The Scottish Retail Consortium (SRC) has called on Holyrood ministers to revamp the system used to levy firms for the decade ahead, saying it was “creaking, unwieldy and expensive”.

Figures released in response to a parliamentary question by the Conservative MSP Dean Lockhart show that the value of business rates relief in Scotland has leapt by 77 per cent in the past nine years, rising from £324 million in 2007-08 to £573m this year.

At the same time, the value of the package of reliefs as a proportion of the overall tax take from business rates over the period has risen too, up from 17 per cent to 21 per cent, according to SRC research.

SRC Director David Lonsdale said: , Director of the SRC, said that urgent action was needed to put the complex system onto a sustainable footing. He said: “The current system of business rates is creaking, unwieldy and expensive and only seems to function through myriad exemptions and reliefs that continue to grow as an overall proportion of the total amount paid in business rates.

“The increasing use of these sticking plasters highlights how the current system is becoming more inefficient and is no longer fit for purpose.

“There is an urgent need to recast business rates for the decade ahead, in order to deliver a reformed system which is modern, sustainable and competitive.”

Last year, the Scottish Government launched a review of the business rates system headed by former RBS chair Ken Barclay, which is due to report back in July.

Mr Lonsdale added: “We hope the current Barclay Review will lead to a reformed rates system and substantially lower tax burden as it would increase retailers’ confidence about investing in new and refurbished shop premises, create jobs and help revive high streets and town centres.”

Earlier this year The Herald led a ‘Great Rates Revolt’ campaign highlighting opposition to the Scottish Government’s last revaluation, which vastly increased bills for many firms.

The hospitality and licensed trade was worst affected, with some owners facing huge increases of up to 400 per cent. Among them was Stewart Spence, whose five-star Marcliffe Hotel in Aberdeen was a favourite of Alex Salmond.

Mr Spence said he would not pay the proposed 25 per cent increase in his rates as it took no account of a 40 per cent drop in his turnover following the oil price slump Finance secretary Derek MacKay eventually bowed to pressure and announced a £45m package of support benefitting 8,500 premises across Scotland, which capped increases at 12.5 per cent next year for hotels, pubs, clubs, restaurants and cafes, .

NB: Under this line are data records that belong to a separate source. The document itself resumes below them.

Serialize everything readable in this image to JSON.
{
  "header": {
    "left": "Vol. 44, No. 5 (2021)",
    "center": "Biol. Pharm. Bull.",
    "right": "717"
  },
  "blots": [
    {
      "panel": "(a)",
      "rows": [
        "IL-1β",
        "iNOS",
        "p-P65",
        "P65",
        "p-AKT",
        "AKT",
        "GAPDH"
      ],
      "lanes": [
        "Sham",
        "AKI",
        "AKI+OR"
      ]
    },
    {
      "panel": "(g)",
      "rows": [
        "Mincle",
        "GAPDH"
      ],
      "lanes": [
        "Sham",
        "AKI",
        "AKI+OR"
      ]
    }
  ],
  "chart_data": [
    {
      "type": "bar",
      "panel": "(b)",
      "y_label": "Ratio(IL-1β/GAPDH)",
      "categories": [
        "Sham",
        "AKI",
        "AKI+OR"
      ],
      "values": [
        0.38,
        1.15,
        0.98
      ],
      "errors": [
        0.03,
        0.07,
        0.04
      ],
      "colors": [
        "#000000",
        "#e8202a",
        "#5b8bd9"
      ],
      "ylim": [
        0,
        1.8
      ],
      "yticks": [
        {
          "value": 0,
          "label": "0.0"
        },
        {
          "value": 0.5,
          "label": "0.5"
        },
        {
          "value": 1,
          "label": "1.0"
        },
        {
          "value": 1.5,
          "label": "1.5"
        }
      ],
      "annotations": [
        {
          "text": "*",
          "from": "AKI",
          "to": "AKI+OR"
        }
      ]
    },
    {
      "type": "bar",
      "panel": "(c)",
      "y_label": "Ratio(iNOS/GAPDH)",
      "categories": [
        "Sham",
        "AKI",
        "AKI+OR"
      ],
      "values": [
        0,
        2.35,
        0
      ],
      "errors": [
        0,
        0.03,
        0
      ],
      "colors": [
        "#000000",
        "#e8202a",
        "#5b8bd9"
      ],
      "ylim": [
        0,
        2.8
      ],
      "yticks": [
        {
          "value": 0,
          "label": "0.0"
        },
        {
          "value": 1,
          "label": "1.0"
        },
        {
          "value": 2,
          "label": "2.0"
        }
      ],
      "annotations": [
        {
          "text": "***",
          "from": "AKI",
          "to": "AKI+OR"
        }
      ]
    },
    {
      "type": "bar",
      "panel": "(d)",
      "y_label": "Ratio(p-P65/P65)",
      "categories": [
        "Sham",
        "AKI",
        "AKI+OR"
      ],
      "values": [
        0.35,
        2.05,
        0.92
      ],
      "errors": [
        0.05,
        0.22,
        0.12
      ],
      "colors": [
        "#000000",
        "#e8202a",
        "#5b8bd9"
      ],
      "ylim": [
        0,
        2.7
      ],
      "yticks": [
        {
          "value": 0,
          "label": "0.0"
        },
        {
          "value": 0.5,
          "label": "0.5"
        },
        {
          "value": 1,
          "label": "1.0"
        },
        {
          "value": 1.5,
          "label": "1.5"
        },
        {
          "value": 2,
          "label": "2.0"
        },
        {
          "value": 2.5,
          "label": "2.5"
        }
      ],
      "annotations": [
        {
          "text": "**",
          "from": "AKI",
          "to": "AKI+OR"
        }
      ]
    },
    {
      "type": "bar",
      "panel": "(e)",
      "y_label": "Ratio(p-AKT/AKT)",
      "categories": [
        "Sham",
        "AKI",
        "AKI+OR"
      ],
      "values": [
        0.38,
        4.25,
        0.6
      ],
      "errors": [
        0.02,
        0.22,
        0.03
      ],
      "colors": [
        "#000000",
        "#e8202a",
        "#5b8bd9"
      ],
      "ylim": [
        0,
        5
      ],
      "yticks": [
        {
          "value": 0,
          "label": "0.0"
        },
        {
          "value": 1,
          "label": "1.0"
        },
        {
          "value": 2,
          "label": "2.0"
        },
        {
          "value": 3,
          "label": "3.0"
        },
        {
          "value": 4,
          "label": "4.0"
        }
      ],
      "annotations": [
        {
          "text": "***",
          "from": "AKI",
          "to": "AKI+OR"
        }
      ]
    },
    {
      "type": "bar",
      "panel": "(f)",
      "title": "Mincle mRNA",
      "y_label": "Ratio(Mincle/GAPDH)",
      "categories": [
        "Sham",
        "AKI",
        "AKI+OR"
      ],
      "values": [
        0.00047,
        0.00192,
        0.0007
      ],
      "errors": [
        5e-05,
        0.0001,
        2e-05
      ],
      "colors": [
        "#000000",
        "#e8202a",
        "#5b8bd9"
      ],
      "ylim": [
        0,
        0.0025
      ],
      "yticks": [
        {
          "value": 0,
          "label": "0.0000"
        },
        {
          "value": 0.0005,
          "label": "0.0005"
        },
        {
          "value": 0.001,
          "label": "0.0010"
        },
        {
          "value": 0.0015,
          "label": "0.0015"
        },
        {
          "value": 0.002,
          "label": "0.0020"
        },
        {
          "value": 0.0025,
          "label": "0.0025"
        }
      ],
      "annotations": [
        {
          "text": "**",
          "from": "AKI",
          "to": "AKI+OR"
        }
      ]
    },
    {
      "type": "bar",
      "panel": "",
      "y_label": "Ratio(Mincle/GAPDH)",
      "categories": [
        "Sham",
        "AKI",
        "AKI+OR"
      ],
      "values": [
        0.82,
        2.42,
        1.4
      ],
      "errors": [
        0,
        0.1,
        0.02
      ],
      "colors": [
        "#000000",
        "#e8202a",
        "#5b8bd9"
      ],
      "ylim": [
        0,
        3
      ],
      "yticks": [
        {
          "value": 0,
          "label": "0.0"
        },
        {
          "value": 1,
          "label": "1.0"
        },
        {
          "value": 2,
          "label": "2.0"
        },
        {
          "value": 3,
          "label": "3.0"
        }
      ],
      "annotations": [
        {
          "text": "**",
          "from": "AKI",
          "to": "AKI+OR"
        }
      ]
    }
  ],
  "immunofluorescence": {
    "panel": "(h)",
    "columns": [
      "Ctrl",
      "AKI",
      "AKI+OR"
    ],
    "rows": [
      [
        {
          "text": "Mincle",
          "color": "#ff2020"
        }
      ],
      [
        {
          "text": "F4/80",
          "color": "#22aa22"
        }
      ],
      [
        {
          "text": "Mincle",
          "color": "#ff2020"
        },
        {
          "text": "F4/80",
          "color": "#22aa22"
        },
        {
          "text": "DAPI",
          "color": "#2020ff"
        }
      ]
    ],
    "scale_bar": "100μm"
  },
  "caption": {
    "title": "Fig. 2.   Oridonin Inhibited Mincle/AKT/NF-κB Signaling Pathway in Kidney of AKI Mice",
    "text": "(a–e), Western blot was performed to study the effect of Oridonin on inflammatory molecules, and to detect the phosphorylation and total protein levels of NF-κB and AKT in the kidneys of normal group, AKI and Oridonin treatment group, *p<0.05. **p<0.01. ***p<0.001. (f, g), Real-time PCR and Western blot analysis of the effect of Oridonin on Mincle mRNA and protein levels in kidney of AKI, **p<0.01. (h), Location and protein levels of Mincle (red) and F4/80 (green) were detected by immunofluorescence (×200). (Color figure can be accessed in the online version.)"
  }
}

A Scottish Government spokesman said: “We have cut the rates poundage, expanded the Small Business Bonus Scheme – which has already saved businesses around £1.3 billion – limited the application of the large business supplement, and targeted further relief where it is most needed. “Overall, we are funding around £660 million of rates relief this year, with local councils able to further reduce rates following the Community Empowerment Act.

“The external review of non-domestic rates is due to conclude this summer, and we have committed to responding swiftly.”